I didn't get the job. So no visa for me. My husband is hoping to hear back about a job soon. But it would be a 457 visa. Permanent residency application after 6 months. Good luck Amelee.


----------



## syncsam (Feb 5, 2009)

amelee said:


> Hi there,
> 
> I have emailed & asked my employer on updates 2 weeks ago, but unfortunately none.
> 
> ...


Yah, I am also waiting for the reply from my employer


----------



## syncsam (Feb 5, 2009)

canadiangal75 said:


> I didn't get the job. So no visa for me. My husband is hoping to hear back about a job soon. But it would be a 457 visa. Permanent residency application after 6 months. Good luck Amelee.


Sorry to hear about that. Good luck to your husband!


----------



## syncsam (Feb 5, 2009)

Hi Amelee,

Any news from your employer? 

Btw i can't PM you, I don't know why.


----------



## amelee (Dec 7, 2008)

hi,
my nomination has been approved last week. i am told by my employer to lodge my visa with 47es as soon as possible. what about yourself? are we in the same boat?

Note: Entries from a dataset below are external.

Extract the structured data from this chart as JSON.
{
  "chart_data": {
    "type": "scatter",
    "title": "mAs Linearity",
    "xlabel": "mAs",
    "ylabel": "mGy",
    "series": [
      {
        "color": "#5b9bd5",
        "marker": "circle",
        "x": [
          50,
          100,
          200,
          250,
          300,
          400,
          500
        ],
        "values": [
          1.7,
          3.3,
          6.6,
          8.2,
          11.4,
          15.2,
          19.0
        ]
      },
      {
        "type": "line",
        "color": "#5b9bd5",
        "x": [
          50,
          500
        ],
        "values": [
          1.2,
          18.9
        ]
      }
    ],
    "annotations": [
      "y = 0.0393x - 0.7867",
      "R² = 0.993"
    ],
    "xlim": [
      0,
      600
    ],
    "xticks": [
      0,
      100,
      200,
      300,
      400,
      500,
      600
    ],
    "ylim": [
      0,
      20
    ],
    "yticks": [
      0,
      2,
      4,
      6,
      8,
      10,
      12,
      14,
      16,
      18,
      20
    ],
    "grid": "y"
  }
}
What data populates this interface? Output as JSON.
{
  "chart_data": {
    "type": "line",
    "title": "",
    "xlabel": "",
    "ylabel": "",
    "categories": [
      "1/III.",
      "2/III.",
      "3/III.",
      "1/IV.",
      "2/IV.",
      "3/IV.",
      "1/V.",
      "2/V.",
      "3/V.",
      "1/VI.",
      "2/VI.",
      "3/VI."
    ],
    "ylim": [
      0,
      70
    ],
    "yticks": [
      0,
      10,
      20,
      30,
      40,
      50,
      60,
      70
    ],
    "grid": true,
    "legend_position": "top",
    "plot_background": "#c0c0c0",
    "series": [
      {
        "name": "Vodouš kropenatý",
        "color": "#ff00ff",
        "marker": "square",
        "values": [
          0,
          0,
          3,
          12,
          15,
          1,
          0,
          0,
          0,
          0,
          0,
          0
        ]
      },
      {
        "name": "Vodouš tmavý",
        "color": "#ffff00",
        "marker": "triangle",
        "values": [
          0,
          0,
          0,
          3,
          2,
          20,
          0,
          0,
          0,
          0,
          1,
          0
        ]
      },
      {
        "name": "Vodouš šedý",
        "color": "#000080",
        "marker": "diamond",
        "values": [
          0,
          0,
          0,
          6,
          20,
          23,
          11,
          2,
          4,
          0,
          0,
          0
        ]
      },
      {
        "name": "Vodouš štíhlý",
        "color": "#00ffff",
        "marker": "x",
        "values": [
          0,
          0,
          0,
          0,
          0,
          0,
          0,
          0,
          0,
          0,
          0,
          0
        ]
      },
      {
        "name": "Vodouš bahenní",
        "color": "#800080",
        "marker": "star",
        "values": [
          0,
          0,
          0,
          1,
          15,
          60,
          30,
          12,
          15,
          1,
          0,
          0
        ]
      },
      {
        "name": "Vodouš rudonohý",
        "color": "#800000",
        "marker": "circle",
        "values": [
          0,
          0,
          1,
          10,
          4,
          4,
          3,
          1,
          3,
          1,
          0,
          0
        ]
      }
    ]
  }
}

my PM worked with someone else, i'm not sure why it ain't working when you PM...


----------



## babyoven (Jan 7, 2009)

*Rsms 119*

Hi all I too am applying under the elusive RSMS 119 visa. I have to get my skills recognised prior to getting a formal job offer though so not actually applied yet. Will keep you posted on how things go!


----------